Pommel and Guard refinishin
So I recently purchased a museum glamdring for relatively cheap but want to refinish it. I'm not a big fan of fake distressing and silver plating.Its supposedly solid steel so I would like to polish it to a satin finish if possible. I did the same thing to the sword of Ibelin I bought also cheap. I used only 1500 grit paper to remove the silver finish on that and polished with 2000 and 2500 grit paper, also 000 steel wool. It came out in a copperish hue if that makes sense and am not all that happy with it. I read the polish thread, but the piece was once satin and didn't know if that would work for me. Also maybe considering doing the blade as well especially to get rid of the authenticity marks. Only cost 300 so I'm not too worried about destroying value or anything. All advice would be welcomed.
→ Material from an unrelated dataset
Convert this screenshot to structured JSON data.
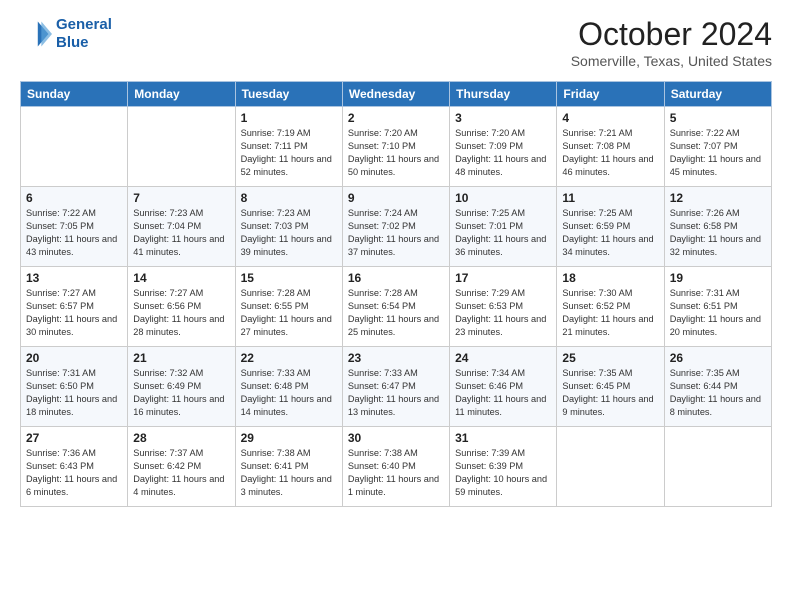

Thanks

John
Usually metals can't be plated with other metals very well. The only common metal that "sticks" to almost everything else is copper. So metals are usually first plated with copper and then the copper layer is plated with something else (chrome, nickel, etc). So for your "copperish hue"... Either you have to sand it more or the piece is simply made of copper alloy. The latter is quite possible for pommels and crossguards, though I would rather expect them to be made of a aluminium or magnesium alloy if they are really cheap.

First thing to do is to take a file an try the pieces that you want to remove coating from. This way you will be able to see what metal they are made of. If you see that the metal is OK and you want to proceed than

1) Take some ROUGH sand paper. 160 grit should be OK.
2) Sand... And sand... And sand...
3) Sand some more until you have removed all the plating
4) Now take sandpaper with roughly 2 times higher grit (280 to 400 grit would be OK) and again sand, sand, sand...
5) Repeat step 4 as many times as you want each time taking sand paper with roughly 2 times higher grit. For satin finish you can stop at 400..1000 grit. 2000 grit gives mirror finish.
you kinda have that problem with the low end 'wall hanger' types of sword even the so called 'battle ready' swords.

i was given a sword by one of my aunts a few years back as a x mass present and i decided on redoing it as well. the upper guard and pummel were crome and after i dug into them i found a nice little bit of aluminum - nasty cheap easy to cast pains-taking to grind or file aluminum. :mad:

now if you find aluminum under your copper, it will at least look a little like steel. you could polish it up or leave it as a mat finish. to the untrained eye it will look just like steel.

if you don't find anything under the copper - you could consider bluing it if you don't the look of it like it. the paint on bluing agents on the market lately would blacken the metal and still give it a little bit or a period look.